L’architecture d’une vie

Si la question architecturale est restée centrale dans l’analyse de Building Stories, elle a un peu été mise de côté dans l’étude de Lint. Pour conclure, il importe à présent de questionner le déploiement spatial de Lint, ainsi que son importance dans la projection subjective du récit.

 

Plus que dans tout autre ouvrage, Ware, choisit une mise en page des plus libres. Malgré l’usage constant de vignettes rectangulaires, ces dernières sont rarement organisées dans des multicadres récurrents, voire simplement symétriques. Dans un thème aussi libre, les variations permises donnent le vertige. Ainsi retrouve-t-on de multiples procédés utilisés dans les ouvrages précédents de Ware, de la mise en page multiple à la case centrale dominante. Les pages de Lint s’avèrent rarement remarquables en soi.
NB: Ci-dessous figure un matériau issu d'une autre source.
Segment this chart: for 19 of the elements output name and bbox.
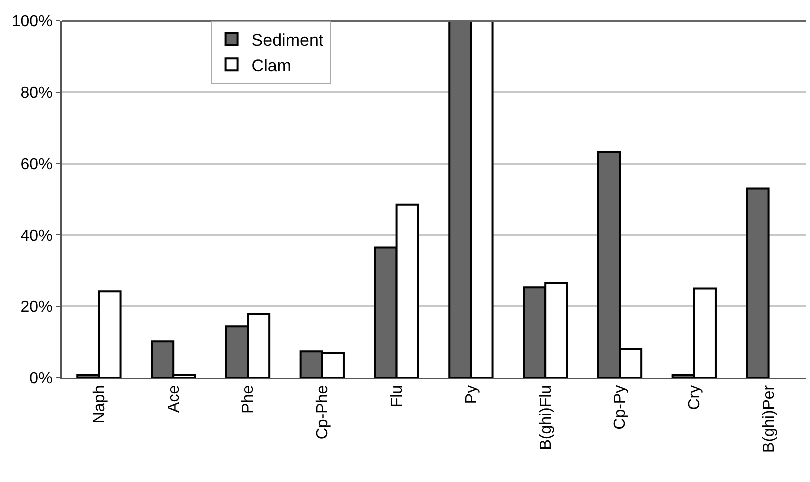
x-tick-label: Naph	[91, 385, 108, 424]
legend-label: Sediment	[252, 31, 324, 50]
x-tick-label: Py	[463, 385, 480, 404]
y-tick-label: 80%	[20, 85, 53, 102]
bar	[746, 188, 770, 378]
x-tick-label: B(ghi)Flu	[538, 385, 555, 450]
y-tick-label: 40%	[20, 228, 53, 245]
legend-label: Clam	[252, 56, 292, 76]
x-tick-label: Ace	[166, 385, 183, 413]
x-tick-label: Cp-Phe	[314, 385, 332, 440]
x-tick-label: B(ghi)Per	[761, 384, 778, 453]
x-tick-label: Cp-Py	[612, 385, 630, 430]
y-tick-label: 100%	[12, 14, 53, 31]
y-tick-label: 60%	[20, 156, 53, 174]
y-tick-label: 0%	[30, 370, 53, 388]
x-tick-label: Cry	[686, 385, 704, 410]
x-tick-label: Flu	[389, 385, 406, 408]
x-tick-label: Phe	[240, 385, 258, 414]
y-tick-label: 20%	[20, 299, 53, 316]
Leur composition, bien que sans ambiguïté, évoque davantage le labyrinthe que le palais de mémoire. Parmi cette diversité, la symétrie (qui naît des comparaisons inter-paginales, au sein d’une double page ou par superposition, comme c’est le cas avec le procédé des transparents) et la régularité font office de modulations. Si la narration s’avère incapable de relier entre eux les épisodes séparés par les pages, la mise en page cristallise parfois certaines résonnances.

 

Au final, la seule structure qui impose implacablement son rythme au récit est le livre lui-même. En effet, les bordures de la page demeurent infranchissables : aucune image ne chevauche une double page, aucune ligne de texte ne jette un pont d’une page à l’autre.

 

Nous avons vu que Building Stories épouse, par sa collection de livrets, les mémoires éparses d’une femme dans la cinquantaine. L’architecture de Lint, simplement, cruellement, est celle du codex. Son rythme est celui de ses pages, séparées mais coprésentes. Si chaque page constitue l’archive d’un moment, le livre lui-même rassemble entre ses couvertures une vie entière. Jordan Lint est son propre livre – un livre dense, court, effréné. En témoignent ces derniers mots, abandonnés au moment de sa mort, en troisième de couverture, qui transpercent le carton pour apparaître au dos de l’ouvrage : « am am » (du verbe to be, formant en transparence « ma ma »).

 

Avec Lint, Ware montre que toute architecture, diégétique ou non, peut constituer un espace signifiant où se déploie une vision du monde. Dans Jimmy Corrigan, le palais d’exposition condensait l’enfance de James; le livre de Lint joue le même rôle pour la vie entière de son personnage.